Industry players are putting pressure on the government to allow pure holding companies, but so far no law has been passed. The authorities are not confident about the existing state of most Chinese banks.
However, the aforementioned three companies, and especially CITIC have been permitted to invest in a range of industries as parent companies with their own core businesses rather than holding company merely owning shares in subsidiaries.
"The authorities are looking at these companies as a feasibility study. If they do increase their profits and stability, a gradual relaxation could be allowed," estimates Wei Yen, senior banking analyst at Moody's.
That process will require a functioning regulatory environment and progress seems to have been made a conference last week. This brought together the different regulators, but notably did not include the People's Bank of China.
This, say observers, implies that the PBOC is bowing out of regulatory functions completely. That indeed is reflected by the creation of CBRC this year, which has taken over the function of regulating the banking sector, while the central bank concerns itself with currency conversion and interest issues.

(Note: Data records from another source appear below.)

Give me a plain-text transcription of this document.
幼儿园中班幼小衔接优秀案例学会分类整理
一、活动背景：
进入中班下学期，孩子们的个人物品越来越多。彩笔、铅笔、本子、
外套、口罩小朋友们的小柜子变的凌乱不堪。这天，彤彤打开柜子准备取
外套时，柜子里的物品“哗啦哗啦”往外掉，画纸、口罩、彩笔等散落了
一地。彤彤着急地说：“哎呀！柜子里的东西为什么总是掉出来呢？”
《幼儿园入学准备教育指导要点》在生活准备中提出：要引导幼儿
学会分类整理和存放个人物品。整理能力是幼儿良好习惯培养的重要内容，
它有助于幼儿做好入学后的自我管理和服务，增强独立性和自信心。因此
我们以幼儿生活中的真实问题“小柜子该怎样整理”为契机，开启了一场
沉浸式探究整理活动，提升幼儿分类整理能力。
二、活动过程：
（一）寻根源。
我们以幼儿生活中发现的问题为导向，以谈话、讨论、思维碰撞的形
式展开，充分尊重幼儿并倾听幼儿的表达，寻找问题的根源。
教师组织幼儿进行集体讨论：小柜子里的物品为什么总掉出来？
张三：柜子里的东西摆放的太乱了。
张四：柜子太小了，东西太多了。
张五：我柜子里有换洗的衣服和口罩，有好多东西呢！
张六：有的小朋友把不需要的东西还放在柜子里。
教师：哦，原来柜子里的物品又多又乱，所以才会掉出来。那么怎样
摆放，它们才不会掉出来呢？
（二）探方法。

But confirming that the PBOC is still not completely out of the picture, the CEO of one of the CITIC companies, Wang Jun, mentioned in a press conference that when the group was permitted to become a financial conglomerate by the State Council, it was made clear that the PBOC would be the supervisor, rather than State Council. The same condition applied to China Everbright when it received permission.

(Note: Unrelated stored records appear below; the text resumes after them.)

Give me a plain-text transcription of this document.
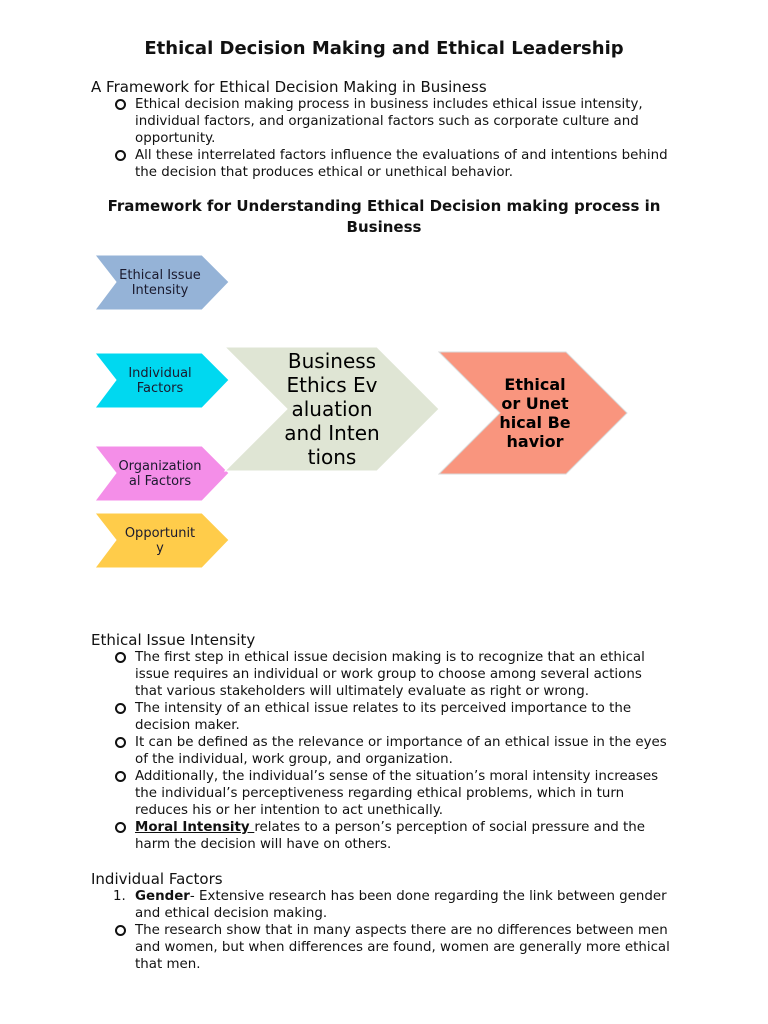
Ethical Decision Making and Ethical Leadership
A Framework for Ethical Decision Making in Business
Ethical decision making process in business includes ethical issue intensity, individual factors, and organizational factors such as corporate culture and opportunity.
All these interrelated factors influence the evaluations of and intentions behind the decision that produces ethical or unethical behavior.
Framework for Understanding Ethical Decision making process in Business
Ethical Issue Intensity
Individual Factors
Organizational Factors
Opportunity
Business Ethics Evaluation and Intentions
Ethical or Unethical Behavior
Ethical Issue Intensity
The first step in ethical issue decision making is to recognize that an ethical issue requires an individual or work group to choose among several actions that various stakeholders will ultimately evaluate as right or wrong.
The intensity of an ethical issue relates to its perceived importance to the decision maker.
It can be defined as the relevance or importance of an ethical issue in the eyes of the individual, work group, and organization.
Additionally, the individual’s sense of the situation’s moral intensity increases the individual’s perceptiveness regarding ethical problems, which in turn reduces his or her intention to act unethically.
Moral Intensity relates to a person’s perception of social pressure and the harm the decision will have on others.
Individual Factors
1. Gender- Extensive research has been done regarding the link between gender and ethical decision making.
The research show that in many aspects there are no differences between men and women, but when differences are found, women are generally more ethical that men.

Those comments make the absence of the PBOC at the conference especially perplexing, since it is not clear who, if any, is the new regulator of these companies.
To add to the opacity, other organs are also involved, since CITIC's and Everbright's personnel affairs are regulated by the Organization Department of the Communist party. This important function is normally taken over by the industry regulator, which is concerned with conflicts of interest and maintaining Chinese walls, rather than a purely political organ like the Organization Department.
While it is not clear who takes over the ongoing regulation of financial conglomerates, principles hammered out at the regulators' conference suggest that financial subsidiaries will be regulated by the regulator which has most in common with that particular subsidiary. The same principle will apply to the parent companies.
When it comes to the parent companies and their subsidiaries, the permutations are numerous; but it is reported that eventually a distinction will have to be made between true holding companies, which merely manage their assets and parent companies which themselves have an active line of business. If the latter, the regulators will have to distinguish between parent companies which have a financial line of business, and parent companies which are engaged in a completely different pursuit.
The latter is an important challenge, since companies such as electronics goods maker Haier, with no previous experience in finance, are pushing to move into creating conglomerates that incorporates financial businesses.
"The attraction of a holding company is that it permits companies to acquire other companies without going through the pain of a merger right away," points out Moodys Wei Yen.
That is because the holding company sits at the top of the structure with its subsidiaries operating in an independent function below it. It is an ideal vehicle for mergers and acquisition, and in the banking world, for cross selling products.
However, Wei Yen also points out that the authorities are concerned about the current health of the banks, and hence the risk of contagion if one part of the conglomerate should run into trouble. Indeed, it was only in the late 1990s that some mainland banks were permitted to invest in other financial institutions.
"Ideally, the banks should clean up their core businesses before branching out into other areas. But it's human nature to see easy profits on the other side of the fence," he says.
Regulations on how to regulate these different entities need to be formulated. The conference reported that the simplest permutaiton would be for the parent company to answer to the regulator depending on its core business, and the subsidiaries with their own core businesses, responding to their relevant regulators.
It does however, leave many of the possible permutations unaddressed, especially the issue of pure holding companies, should they be eventually allowed, and parent companies engaged in non-finance related activities.
However, a start has been made on this important topic, and the participants also informed journalists that methods for coordinating regulatory activities had been introduced, as well as measures for information sharing.